I would like to access R from within a Python program. I am aware of Rpy2, pyrserve and PypeR.
What are the advantages or disadvantages of these three options?
I know one of the 3 better than the others, but in the order given in the question:
rpy2:
- C-level interface between Python and R (R running as an embedded process)
- R objects exposed to Python without the need to copy the data over
- Conversely, Python's numpy arrays can be exposed to R without making a copy
- Low-level interface (close to the R C-API) and high-level interface (for convenience)
- In-place modification for vectors and arrays possible
- R callback functions can be implemented in Python
- Possible to have anonymous R objects with a Python label
- Python pickling possible
- Full customization of R's behavior with its console (so possible to implement a full R GUI)
- MSWindows with limited support
pyrserve:
- native Python code (will/should/may work with CPython, Jython, IronPython)
- use R's Rserve
- advantages and inconveniences linked to remote computation and to RServe
pyper:
- native Python code (will/should/may work with CPython, Jython, IronPython)
- use of pipes to have Python communicate with R (with the advantages and inconveniences linked to it)

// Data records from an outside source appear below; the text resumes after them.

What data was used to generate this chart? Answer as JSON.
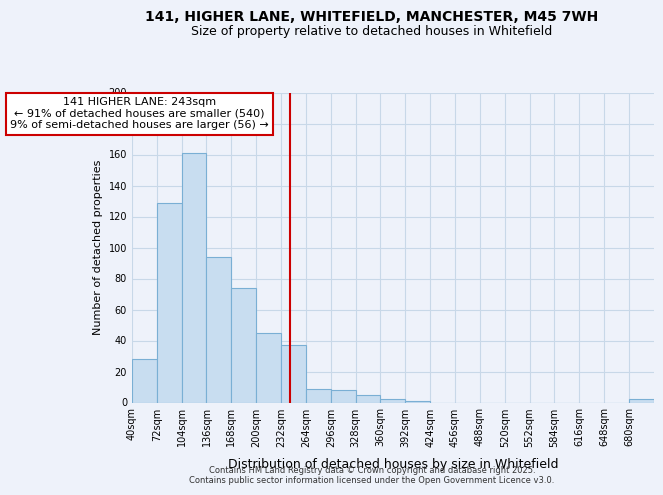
{
  "title": "141, HIGHER LANE, WHITEFIELD, MANCHESTER, M45 7WH",
  "subtitle": "Size of property relative to detached houses in Whitefield",
  "xlabel": "Distribution of detached houses by size in Whitefield",
  "ylabel": "Number of detached properties",
  "bin_labels": [
    "40sqm",
    "72sqm",
    "104sqm",
    "136sqm",
    "168sqm",
    "200sqm",
    "232sqm",
    "264sqm",
    "296sqm",
    "328sqm",
    "360sqm",
    "392sqm",
    "424sqm",
    "456sqm",
    "488sqm",
    "520sqm",
    "552sqm",
    "584sqm",
    "616sqm",
    "648sqm",
    "680sqm"
  ],
  "bar_values": [
    28,
    129,
    161,
    94,
    74,
    45,
    37,
    9,
    8,
    5,
    2,
    1,
    0,
    0,
    0,
    0,
    0,
    0,
    0,
    0,
    2
  ],
  "bar_color": "#c8ddf0",
  "bar_edge_color": "#7aafd4",
  "vline_color": "#cc0000",
  "vline_position": 6.34375,
  "annotation_title": "141 HIGHER LANE: 243sqm",
  "annotation_line1": "← 91% of detached houses are smaller (540)",
  "annotation_line2": "9% of semi-detached houses are larger (56) →",
  "ylim": [
    0,
    200
  ],
  "yticks": [
    0,
    20,
    40,
    60,
    80,
    100,
    120,
    140,
    160,
    180,
    200
  ],
  "grid_color": "#c8d8e8",
  "background_color": "#eef2fa",
  "footer1": "Contains HM Land Registry data © Crown copyright and database right 2025.",
  "footer2": "Contains public sector information licensed under the Open Government Licence v3.0.",
  "title_fontsize": 10,
  "subtitle_fontsize": 9,
  "annotation_fontsize": 8,
  "ylabel_fontsize": 8,
  "xlabel_fontsize": 9,
  "tick_fontsize": 7,
  "footer_fontsize": 6
}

edit: Windows support for rpy2
From the paper in the Journal of Statistical Software on PypeR:
RPy presents a simple and efficient way of accessing R from Python. It is robust and very convenient for frequent interaction operations between Python and R. This package allows Python programs to pass Python objects of basic data types to R functions and return the results in Python objects. Such features make it an attractive solution for the cases in which Python and R interact frequently. However, there are still limitations of this package as listed below.
Performance:
RPy may not behave very well for large-size data sets or for computation-intensive duties. A lot of time and memory are inevitably consumed in producing the Python copy of the R data because in every round of a conversation RPy converts the returned value of an R expression into a Python object of basic types or NumPy array. RPy2, a recently developed branch of RPy, uses Python objects to refer to R objects instead of copying them back into Python objects. This strategy avoids frequent data conversions and improves speed. However, memory consumption remains a problem. [...] When we were implementing WebArray (Xia et al. 2005), an online platform for microarray data analysis, a job consumed roughly one quarter more computational time if running R through RPy instead of through R's command-line user interface. Therefore, we decided to run R in Python through pipes in subsequent developments, e.g., WebArrayDB (Xia et al. 2009), which retained the same performance as achieved when running R independently. We do not know the exact reason for such a difference in performance, but we noticed that RPy directly uses the shared library of R to run R scripts. In contrast, running R through pipes means running the R interpreter directly.
Memory:
R has been denounced for its uneconomical use of memory. The memory used by large- size R objects is rarely released after these objects are deleted. Sometimes the only way to release memory from R is to quit R. RPy module wraps R in a Python object. However, the R library will stay in memory even if the Python object is deleted. In other words, memory used by R cannot be released until the host Python script is terminated.
Portability:
As a module with extensions written in C, the RPy source package has to be compiled with a specific R version on POSIX (Portable Operating System Interface for Unix) systems, and the R must be compiled with the shared library enabled. Also, the binary distributions for Windows are bound to specic combinations of different versions of Python/R, so it is quite frequent that a user has difficulty in finding a distribution that ts the user's software environment.